Michigan set a pandemic record Monday for children hospitalized with COVID-19, according to a state health department report.
The department said the state had 96 kids hospitalized with confirmed cases of the virus, with the majority of those coming from one health care coalition region alone.
"We are in a place that I don't think any of us imagined being in a year ago," Dr. Natasha Bagdasarian, chief medical executive for the Michigan Department of Health and Human Services, told the Detroit Free Press.

Sixty of the kids who are hospitalized are in Healthcare Coalition Region 2 South, an emergency preparedness program that is composed of Monroe, Washtenaw and Wayne counties. Around 2.2 million live in the region, which is the most populous in the state and includes Detroit.
The previous pandemic high for pediatric hospitalizations was 71, which was set on April 20, 2021. The latest data comes as the Omicron variant has caused a surge in all COVID cases for the state.
Michigan also experienced a rise in cases during the summer from the Delta variant, followed by a substantial uptick in the past couple of months for cases involving children. In early December, the state health department reported Michigan had an increase of 54 percent in pediatric cases in about a month's time.
"We've had a slow rise in cases since the beginning of the K–12 school year, followed by a more rapid rise when the weather got colder and people came inside," Bagdasarian told the Detroit Free Press.
She added, "The weather is still cold, people are still gathering indoors and our hospitals are really struggling."
Michigan also reported an average of 12,247 new cases per day over last weekend, which brings the current state total of confirmed cases from Thursday to Monday to 61,235.
Hospitalizations for adults are also up with 3,903 people aged 18 and older in hospitals for treatment due to the virus. Of those people, 799 were in intensive care units, and 504 had been placed on ventilators.

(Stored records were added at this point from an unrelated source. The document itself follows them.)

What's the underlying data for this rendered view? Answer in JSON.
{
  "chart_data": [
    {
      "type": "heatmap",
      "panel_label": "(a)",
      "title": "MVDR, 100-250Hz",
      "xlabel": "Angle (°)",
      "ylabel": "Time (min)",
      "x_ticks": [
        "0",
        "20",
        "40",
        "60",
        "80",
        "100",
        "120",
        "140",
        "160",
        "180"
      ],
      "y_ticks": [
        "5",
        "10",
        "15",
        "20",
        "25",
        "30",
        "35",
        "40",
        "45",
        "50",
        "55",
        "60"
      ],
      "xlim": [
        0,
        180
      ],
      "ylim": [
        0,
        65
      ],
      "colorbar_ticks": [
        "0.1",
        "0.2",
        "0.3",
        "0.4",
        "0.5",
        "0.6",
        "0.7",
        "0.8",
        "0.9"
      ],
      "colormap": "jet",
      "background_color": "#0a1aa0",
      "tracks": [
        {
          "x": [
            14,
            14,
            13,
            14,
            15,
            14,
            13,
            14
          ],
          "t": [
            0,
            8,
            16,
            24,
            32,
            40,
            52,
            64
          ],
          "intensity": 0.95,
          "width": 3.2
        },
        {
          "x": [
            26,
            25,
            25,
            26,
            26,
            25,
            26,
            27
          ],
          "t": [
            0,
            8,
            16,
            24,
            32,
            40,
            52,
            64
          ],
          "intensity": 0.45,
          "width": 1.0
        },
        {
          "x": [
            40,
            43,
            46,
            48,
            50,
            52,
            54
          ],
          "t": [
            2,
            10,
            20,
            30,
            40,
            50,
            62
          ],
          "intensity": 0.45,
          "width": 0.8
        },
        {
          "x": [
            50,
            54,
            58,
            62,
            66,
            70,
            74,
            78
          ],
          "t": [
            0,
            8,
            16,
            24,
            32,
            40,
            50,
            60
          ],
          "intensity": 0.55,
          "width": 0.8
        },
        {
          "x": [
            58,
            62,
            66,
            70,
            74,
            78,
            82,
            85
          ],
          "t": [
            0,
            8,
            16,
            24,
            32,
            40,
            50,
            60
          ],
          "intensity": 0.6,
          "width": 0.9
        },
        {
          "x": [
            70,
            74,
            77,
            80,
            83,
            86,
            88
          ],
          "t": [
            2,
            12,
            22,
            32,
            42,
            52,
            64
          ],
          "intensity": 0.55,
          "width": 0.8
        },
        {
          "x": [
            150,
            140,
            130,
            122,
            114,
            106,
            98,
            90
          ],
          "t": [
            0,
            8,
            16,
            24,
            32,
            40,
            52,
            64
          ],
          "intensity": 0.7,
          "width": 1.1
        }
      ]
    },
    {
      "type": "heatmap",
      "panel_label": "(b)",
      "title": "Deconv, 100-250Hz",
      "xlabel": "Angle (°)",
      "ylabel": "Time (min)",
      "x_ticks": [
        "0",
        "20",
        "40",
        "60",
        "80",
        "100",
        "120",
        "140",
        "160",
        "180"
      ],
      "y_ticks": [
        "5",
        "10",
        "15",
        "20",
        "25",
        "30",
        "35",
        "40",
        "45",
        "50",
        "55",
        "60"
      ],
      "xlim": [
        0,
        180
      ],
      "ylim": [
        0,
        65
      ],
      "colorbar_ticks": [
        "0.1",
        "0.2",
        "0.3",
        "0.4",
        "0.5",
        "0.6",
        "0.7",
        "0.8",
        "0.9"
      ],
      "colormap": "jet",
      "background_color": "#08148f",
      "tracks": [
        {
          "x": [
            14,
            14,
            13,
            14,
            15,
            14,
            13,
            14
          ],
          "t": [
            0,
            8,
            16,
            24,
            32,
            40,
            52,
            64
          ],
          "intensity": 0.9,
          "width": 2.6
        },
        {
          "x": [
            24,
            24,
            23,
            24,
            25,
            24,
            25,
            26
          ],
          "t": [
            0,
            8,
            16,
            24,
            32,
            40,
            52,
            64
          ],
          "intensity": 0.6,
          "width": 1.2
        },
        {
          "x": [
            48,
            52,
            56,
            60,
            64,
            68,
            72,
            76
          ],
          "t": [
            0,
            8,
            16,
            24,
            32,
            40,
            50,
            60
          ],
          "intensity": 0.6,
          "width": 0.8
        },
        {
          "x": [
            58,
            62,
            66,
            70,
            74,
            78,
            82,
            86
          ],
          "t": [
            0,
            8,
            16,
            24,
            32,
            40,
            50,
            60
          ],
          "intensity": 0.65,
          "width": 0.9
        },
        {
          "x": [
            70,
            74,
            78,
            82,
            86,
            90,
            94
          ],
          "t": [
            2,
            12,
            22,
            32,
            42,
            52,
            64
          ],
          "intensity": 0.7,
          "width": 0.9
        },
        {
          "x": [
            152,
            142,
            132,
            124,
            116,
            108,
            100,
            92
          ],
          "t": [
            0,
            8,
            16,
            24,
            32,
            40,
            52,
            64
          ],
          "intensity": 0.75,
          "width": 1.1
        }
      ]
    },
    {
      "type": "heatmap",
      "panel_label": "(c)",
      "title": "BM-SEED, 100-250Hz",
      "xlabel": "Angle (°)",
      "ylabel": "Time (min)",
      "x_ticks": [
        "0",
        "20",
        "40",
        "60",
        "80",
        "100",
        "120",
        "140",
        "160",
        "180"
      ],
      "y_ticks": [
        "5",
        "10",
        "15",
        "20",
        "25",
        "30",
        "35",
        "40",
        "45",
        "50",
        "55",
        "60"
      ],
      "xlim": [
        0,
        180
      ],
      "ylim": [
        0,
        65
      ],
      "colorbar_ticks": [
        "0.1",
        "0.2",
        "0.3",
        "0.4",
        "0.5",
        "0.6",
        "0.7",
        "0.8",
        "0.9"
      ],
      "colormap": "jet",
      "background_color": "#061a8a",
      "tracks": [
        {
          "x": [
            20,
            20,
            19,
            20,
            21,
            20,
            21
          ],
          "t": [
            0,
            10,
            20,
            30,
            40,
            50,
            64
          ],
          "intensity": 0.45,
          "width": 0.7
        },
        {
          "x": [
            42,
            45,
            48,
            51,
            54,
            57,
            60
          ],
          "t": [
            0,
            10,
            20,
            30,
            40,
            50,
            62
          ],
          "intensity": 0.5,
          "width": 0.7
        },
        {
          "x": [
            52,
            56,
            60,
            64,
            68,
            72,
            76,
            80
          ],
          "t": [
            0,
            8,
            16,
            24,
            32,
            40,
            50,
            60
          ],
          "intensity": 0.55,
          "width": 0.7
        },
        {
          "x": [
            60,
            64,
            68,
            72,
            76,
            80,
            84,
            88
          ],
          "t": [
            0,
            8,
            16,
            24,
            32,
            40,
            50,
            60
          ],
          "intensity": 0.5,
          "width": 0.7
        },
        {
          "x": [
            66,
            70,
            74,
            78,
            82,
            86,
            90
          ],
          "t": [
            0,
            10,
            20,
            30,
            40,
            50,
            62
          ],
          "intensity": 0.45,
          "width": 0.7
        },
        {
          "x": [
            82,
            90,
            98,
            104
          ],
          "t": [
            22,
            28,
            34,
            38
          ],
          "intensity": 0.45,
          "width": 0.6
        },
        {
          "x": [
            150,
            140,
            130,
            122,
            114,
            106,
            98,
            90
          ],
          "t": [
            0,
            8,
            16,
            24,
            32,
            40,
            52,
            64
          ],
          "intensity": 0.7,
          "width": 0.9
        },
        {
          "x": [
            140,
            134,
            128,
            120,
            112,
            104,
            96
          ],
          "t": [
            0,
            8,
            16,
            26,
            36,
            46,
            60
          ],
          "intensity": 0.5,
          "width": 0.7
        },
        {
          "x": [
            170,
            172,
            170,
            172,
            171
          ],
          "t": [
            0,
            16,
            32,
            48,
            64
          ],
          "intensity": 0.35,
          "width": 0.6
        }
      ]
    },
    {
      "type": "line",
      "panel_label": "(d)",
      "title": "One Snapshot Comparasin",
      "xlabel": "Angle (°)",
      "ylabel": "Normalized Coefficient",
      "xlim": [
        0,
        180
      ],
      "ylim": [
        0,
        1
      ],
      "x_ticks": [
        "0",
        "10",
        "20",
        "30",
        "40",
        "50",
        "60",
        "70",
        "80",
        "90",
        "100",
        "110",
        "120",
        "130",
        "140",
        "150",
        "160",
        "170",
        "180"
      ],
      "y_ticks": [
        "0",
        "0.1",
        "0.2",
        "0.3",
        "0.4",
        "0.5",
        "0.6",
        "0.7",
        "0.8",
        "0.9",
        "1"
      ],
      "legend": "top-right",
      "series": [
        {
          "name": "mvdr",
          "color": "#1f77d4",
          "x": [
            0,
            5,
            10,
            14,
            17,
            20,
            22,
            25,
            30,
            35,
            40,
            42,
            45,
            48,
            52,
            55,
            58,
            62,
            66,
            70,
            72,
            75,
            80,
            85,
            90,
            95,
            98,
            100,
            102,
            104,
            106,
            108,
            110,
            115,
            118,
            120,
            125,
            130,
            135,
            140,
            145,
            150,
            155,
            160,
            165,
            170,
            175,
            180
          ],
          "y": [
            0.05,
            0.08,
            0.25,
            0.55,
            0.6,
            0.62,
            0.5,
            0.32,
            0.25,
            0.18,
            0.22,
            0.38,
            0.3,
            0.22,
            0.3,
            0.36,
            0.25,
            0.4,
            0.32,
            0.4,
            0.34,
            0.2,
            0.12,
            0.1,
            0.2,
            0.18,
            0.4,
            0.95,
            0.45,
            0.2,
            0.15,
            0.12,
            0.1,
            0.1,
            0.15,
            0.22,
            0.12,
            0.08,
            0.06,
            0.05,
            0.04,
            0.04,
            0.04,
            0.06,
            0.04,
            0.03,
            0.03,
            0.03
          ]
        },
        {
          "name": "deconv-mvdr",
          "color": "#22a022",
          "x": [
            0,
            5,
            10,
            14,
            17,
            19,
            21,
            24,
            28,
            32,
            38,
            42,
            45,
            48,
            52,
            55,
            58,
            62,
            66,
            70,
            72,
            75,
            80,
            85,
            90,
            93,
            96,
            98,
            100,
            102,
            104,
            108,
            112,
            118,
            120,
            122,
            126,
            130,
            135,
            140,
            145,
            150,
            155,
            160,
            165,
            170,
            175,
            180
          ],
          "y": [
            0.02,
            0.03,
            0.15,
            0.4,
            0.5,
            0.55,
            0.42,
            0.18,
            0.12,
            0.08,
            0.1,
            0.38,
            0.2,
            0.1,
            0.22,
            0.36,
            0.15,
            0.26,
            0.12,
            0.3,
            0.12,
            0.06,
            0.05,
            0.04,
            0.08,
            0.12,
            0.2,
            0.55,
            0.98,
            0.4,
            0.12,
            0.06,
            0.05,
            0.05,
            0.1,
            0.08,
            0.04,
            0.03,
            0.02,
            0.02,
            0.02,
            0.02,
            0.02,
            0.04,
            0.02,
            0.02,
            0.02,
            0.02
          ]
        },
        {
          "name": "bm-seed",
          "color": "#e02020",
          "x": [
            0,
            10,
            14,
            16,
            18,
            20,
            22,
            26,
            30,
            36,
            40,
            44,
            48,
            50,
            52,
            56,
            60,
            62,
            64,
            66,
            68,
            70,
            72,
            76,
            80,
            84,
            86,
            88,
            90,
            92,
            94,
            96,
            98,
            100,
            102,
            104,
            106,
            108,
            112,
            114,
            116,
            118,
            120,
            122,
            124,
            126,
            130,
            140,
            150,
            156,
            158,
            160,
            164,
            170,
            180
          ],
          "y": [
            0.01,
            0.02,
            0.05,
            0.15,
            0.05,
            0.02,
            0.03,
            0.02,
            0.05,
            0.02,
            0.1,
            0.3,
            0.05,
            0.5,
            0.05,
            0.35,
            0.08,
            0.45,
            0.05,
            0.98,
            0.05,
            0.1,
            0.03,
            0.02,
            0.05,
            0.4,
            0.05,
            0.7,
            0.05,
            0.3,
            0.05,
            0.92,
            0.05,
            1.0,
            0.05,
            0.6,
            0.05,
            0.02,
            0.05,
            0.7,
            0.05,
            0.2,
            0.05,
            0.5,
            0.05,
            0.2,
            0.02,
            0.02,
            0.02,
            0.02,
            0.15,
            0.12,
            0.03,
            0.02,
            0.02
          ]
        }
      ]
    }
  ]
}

Fifty-seven percent of all residents of Michigan are fully vaccinated against COVID-19, according to state data. However, only about 31 percent of children ages 5 to 19 are fully vaccinated, while about 36 percent have had at least one dose. Approximately 15 percent of children in Michigan that fall between the ages of 5 and 11 are fully vaccinated. Children younger than 5 are not eligible for vaccines at this time.
"We are continuing to experience high transmission of COVID-19 in Michigan across all ages," a spokesperson for the Michigan Department of Health and Human Services told Newsweek. "We have especially low pediatric vaccine uptake in places like Detroit which is leaving these hard-hit populations more vulnerable to future surges. We continue to stress that vaccination is our best tool to fight the virus and to increase the numbers of residents who have been vaccinated."
Update 01/04/21 4:10 p.m. ET: This story has been updated to include comments from a spokesperson for the Michigan Department of Health and Human Services.